Thursday, January 18, 2018

Hadoop eco system

  • The Apache Hadoop project actively supports multiple projects intended to extend Hadoop’s capabilities and make it easier to use. 
  • There are several top-level projects to create development tools as well as for managing Hadoop data flow and processing

Data Ingestion

Flume  :A distributed, reliable, and available service for efficiently collecting, aggregating, and moving large amounts of streaming event data.
Kafka  :A messaging broker that is often used in place of traditional brokers in the Hadoop environment because it is designed for higher throughput and provides replication and greater fault tolerance.
SQOOP : Is a tool designed to transfer data between Hadoop and relational database servers like  MySQL or Oracle


HDFS (Hadoop Distributed File System)  :Is a distributed file system designed to run on commodity hardware. It has many similarities with existing distributed file systems
HBASE : Is a distributed, scalable,  distributed column-oriented database built on top of the Hadoop file system. It is an open-source project and is horizontally scalable

Data Formats

Avro : Is an opinionated format which understands that data stored in HDFS is usually not a simple key/value combo like Int/String. The format encodes the schema of its contents directly in the file which allows you to store complex objects natively.

Parquet (Columnar File Format) Store data adjacent to one another and also store column values adjacent to each other. So datasets are partitioned both horizontally and vertically. This is particularly useful if your data processing


Map Reduce: It is this programming paradigm that allows for massive scalability across hundreds or thousands of servers in a Hadoop cluster.

Resource Management

YARN: Is the architectural center of Hadoop that allows multiple data processing engines such as interactive SQL, real-time streaming, data science and batch processing to handle data stored in a single platform, unlocking an entirely new approach to analytics.


Pig: Is a procedural language for developing parallel processing applications for large data sets in the Hadoop environment.
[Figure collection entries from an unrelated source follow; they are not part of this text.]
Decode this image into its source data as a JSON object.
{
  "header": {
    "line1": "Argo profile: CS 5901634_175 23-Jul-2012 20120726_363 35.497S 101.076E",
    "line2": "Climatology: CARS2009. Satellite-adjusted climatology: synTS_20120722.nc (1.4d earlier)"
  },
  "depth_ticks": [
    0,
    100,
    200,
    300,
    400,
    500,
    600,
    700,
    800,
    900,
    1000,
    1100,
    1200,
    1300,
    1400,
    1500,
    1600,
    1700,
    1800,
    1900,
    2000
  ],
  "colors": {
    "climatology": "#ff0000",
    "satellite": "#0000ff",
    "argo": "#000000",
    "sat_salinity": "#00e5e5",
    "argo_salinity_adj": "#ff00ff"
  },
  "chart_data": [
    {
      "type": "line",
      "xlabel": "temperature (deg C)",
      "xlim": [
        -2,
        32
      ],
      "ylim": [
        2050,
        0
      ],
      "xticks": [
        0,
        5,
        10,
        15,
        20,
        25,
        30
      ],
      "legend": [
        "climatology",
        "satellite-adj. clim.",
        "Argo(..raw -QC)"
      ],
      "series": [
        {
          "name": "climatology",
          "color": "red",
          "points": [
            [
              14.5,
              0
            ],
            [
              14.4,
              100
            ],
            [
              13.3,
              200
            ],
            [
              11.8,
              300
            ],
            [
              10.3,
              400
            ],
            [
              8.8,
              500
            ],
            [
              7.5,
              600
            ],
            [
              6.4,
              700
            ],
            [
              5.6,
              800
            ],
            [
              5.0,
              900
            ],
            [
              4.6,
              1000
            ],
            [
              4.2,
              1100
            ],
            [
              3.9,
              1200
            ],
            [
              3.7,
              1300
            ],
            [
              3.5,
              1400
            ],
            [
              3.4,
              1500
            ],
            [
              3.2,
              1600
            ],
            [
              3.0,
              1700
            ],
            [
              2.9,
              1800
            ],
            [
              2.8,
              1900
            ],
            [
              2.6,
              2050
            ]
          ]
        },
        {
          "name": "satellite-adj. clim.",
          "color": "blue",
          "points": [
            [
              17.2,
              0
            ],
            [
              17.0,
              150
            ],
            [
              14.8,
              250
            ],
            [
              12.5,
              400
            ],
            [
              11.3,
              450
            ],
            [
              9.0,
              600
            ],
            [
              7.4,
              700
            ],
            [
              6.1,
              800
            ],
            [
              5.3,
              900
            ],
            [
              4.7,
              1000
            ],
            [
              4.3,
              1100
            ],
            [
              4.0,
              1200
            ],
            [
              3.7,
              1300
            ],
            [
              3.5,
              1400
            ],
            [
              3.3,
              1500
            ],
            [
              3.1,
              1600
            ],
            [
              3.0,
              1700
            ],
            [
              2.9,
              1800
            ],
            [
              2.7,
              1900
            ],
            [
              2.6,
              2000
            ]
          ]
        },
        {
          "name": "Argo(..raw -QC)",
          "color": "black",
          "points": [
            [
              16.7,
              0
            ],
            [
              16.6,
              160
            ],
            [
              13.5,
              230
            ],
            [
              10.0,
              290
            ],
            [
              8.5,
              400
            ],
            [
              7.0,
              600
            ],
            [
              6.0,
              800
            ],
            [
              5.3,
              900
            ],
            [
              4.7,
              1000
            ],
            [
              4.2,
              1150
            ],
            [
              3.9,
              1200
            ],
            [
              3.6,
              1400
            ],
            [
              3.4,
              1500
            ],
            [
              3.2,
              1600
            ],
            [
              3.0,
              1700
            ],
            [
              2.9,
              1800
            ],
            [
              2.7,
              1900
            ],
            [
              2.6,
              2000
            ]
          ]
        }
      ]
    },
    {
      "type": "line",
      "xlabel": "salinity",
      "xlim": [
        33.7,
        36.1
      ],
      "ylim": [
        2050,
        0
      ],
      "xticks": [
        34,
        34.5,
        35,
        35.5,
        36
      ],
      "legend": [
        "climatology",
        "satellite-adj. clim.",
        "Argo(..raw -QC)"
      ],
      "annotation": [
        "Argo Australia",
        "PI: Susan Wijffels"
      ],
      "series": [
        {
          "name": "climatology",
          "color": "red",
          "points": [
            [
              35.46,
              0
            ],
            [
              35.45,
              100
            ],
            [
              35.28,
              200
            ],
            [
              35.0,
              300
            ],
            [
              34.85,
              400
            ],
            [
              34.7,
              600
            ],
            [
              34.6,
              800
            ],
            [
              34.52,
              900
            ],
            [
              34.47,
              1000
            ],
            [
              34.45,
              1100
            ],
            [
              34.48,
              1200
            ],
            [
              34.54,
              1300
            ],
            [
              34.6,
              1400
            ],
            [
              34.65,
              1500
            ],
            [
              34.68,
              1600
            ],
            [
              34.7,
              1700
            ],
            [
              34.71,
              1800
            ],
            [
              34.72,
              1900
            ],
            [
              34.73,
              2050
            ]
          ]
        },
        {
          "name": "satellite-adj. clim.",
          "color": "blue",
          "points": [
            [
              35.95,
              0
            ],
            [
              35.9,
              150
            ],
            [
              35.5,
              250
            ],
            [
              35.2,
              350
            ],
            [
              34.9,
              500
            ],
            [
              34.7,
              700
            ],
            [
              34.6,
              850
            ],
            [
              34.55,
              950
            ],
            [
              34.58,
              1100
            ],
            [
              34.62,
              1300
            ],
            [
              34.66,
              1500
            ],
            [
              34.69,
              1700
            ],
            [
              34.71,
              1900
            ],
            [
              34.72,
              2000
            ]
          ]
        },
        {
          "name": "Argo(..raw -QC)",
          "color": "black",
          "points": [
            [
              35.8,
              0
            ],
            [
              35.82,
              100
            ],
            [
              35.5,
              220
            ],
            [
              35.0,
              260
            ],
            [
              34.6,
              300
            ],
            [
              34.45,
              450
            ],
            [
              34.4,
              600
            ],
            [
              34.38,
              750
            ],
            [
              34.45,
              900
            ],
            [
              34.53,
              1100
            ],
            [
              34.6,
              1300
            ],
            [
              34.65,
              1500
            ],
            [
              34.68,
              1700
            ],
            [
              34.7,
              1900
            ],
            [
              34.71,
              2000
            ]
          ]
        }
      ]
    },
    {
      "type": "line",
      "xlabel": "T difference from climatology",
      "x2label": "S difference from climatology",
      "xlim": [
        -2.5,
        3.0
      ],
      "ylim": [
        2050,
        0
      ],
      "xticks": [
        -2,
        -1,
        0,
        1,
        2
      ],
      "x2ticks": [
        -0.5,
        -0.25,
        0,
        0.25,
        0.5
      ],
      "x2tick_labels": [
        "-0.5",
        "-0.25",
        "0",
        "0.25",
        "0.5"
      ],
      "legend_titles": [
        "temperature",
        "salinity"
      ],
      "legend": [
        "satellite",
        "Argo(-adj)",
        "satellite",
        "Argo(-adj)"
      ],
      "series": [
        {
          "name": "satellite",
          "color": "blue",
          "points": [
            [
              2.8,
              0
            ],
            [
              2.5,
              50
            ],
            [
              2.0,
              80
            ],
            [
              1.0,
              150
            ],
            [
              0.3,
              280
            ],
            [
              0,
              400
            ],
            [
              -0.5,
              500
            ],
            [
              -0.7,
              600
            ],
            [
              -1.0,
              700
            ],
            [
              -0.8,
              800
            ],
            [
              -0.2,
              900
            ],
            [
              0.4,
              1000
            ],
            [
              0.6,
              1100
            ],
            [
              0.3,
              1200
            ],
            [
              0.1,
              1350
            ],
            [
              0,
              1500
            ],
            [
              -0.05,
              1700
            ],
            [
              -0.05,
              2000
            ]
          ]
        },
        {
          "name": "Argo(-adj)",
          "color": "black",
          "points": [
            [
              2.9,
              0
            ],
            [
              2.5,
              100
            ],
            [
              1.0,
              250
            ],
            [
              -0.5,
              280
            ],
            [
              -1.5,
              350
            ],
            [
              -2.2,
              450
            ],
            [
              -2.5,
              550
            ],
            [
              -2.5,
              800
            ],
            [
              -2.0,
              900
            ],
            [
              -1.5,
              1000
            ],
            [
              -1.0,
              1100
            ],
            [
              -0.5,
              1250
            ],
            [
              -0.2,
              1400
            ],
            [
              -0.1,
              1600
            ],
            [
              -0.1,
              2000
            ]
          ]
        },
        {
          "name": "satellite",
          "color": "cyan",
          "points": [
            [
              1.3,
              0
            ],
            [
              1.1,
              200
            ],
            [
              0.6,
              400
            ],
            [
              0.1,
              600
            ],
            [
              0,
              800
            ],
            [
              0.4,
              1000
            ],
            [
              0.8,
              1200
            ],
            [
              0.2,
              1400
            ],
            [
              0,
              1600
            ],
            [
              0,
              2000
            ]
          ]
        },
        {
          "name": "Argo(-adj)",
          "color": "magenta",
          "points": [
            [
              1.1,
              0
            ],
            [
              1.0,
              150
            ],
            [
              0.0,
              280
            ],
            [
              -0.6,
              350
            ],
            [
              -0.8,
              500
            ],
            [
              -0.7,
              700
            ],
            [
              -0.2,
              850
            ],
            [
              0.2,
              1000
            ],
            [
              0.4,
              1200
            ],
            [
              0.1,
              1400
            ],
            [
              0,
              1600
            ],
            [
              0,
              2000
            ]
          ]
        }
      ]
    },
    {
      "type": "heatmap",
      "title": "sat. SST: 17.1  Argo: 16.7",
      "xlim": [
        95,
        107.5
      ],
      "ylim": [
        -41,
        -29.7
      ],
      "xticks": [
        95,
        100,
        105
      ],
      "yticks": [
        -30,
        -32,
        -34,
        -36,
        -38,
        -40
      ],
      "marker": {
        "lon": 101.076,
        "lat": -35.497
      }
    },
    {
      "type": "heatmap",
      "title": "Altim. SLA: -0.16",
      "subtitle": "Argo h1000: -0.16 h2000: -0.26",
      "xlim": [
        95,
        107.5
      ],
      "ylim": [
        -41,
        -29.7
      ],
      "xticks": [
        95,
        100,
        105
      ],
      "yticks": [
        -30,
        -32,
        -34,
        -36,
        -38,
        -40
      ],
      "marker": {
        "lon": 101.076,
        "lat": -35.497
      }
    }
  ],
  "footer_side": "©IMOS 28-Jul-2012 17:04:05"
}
Pig is an alternative to Java programming for MapReduce, and automatically generates MapReduce functions.It was originally developed at Yahoo

Hive : Is a data warehousing software that addresses how data is structured and queried in distributed Hadoop clusters.. It provides tools for ETL operations and brings some SQL-like capabilities to the environment

Spark SQL: Apache spark's module for working with structured data.

Spark Mlib: Apache spark's scalable machine learning library.

Graphx: Apache Spark's API for graphs and graph-parallel computation


Solr: Is a standalone enterprise search server with a REST-like API
ElasticSearch: Is a distributed, RESTful search and analytics engine capable of solving a growing number of use cases


Hue: Self service analytics workbench which helps in  browsing, querying and visualizing data.

Tableau : Helps to quickly and easily find valuable insights in their vast Hadoop datasets.
Removes the need for users to have advanced knowledge of query languages by providing a clean visual analysis interface that makes working with big data more manageable for more stakeholders.


ZooKeeper: High performance coordination service for distributed applications

Cluster Management

Hadoop is an open source project and several vendors have stepped in to develop their own distributions on top of Hadoop framework to make it enterprise ready. Some of the famous companies are HortonWorks, Cloudera and MAPR

Other Apache hadoop related open source projects

Ambari  : A web-based tool for provisioning, managing, and monitoring Apache Hadoop clusters which includes support for Hadoop HDFS, Hadoop MapReduce, Hive, HCatalog, HBase, ZooKeeper, Oozie, Pig, and Sqoop.
Cassandra : A scalable multi-master database with no single points of failure.
Chukwa : A data collection system for managing large distributed systems.
Impala :The open source, native analytic database for Apache Hadoop. Impala is shipped by Cloudera, MapR, Oracle, and Amazon.
Mahout : A scalable machine learning and data mining library.
Tajo : A robust big data relational and distributed data warehouse system for Apache Hadoop. Tajo is designed for low-latency and scalable ad-hoc queries, online aggregation, and ETL on large-data sets stored on HDFS and other data sources.
Tez : A generalized data-flow programming framework, built on Hadoop YARN, which provides a powerful and flexible engine to execute an arbitrary DAG of tasks to process data for both batch and interactive use-cases.